FDA staff similarly didn't take a stance on Pfizer's Covid booster shots last month. That didn't stop the agency's Vaccines and Related Biological Products Advisory Committee from recommending third shots. The committee rejected Pfizer's original plan to distribute the boosters to everyone 16 and older, paring that back to those most at risk of Covid, including the elderly and people with other health conditions. FDA officials later expanded those eligible to include people who worked or lived in settings that put them at high risk of exposure, like health-care and grocery store workers.
The report by FDA scientists is meant to brief the committee, which meets Thursday to review Moderna's request to clear Covid booster doses for adults. The documents published offer a glimpse of the agency's view on third shots.
The meeting comes less than a month after U.S. regulators authorized Covid booster shots of Pfizer and BioNTech's vaccine to a wide array of Americans, including the elderly, adults with underlying medical conditions, and those who work or live in high-risk settings like health and grocery workers.
The FDA advisory group is scheduled to discuss data on the safety and effectiveness of Moderna's booster shot in adults on Thursday and Johnson & Johnson's on Friday.
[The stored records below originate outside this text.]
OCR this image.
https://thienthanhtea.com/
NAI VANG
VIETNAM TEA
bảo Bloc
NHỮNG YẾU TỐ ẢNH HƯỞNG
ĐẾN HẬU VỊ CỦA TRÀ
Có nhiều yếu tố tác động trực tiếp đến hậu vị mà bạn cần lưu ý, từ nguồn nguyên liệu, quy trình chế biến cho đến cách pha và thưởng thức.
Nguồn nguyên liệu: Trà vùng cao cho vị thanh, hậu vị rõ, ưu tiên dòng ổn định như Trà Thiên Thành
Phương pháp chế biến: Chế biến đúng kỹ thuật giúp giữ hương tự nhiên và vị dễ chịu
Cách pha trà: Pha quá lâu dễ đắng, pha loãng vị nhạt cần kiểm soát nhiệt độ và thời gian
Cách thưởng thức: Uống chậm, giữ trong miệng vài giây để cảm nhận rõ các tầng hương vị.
The agency could make a final decision within days of the meetings, handing it off to the Centers for Disease Control and Prevention and its vaccine advisory committee to make their own decision, likely next week.
Moderna applied for authorization of a booster dose with the FDA on Sept. 1. The company said the results are based on a clinical trial of roughly 170 adults, fewer than the 318 people studied for Pfizer's booster. Moderna said a third shot at half the dosage used for the first two jabs was safe and produced a stronger immune response than what was seen after the second dose in its phase three clinical trial.
Moderna is asking the FDA to clear boosters for the same vulnerable groups eligible to receive Pfizer's third doses – anyone age 65 and older, adults at high risk for severe Covid cases, and workers over 18 with an increased likelihood of occupational exposure to the virus.
Side effects of Moderna's boosters were comparable with those experienced after the second dose, the company wrote in a separate document released Tuesday by the FDA. Most adverse reactions were low in severity, and Moderna reported no cases of a rare heart inflammation condition, myocarditis or pericarditis, in trial participants up to 29 days after they received their boosters.
The Biden administration hopes giving the U.S. population additional doses will also continue to ensure long-term and durable protection against severe disease, hospitalization and death as the fast-moving delta variant continues to spread.
The strain led to a surge in hospitalizations in the U.S., mainly among the unvaccinated. Still, some vaccinated Americans have suffered so-called breakthrough infections and just more than 19,000 of them — less than 1% — have been hospitalized or died with Covid as of Sept. 20, according to data compiled by the CDC.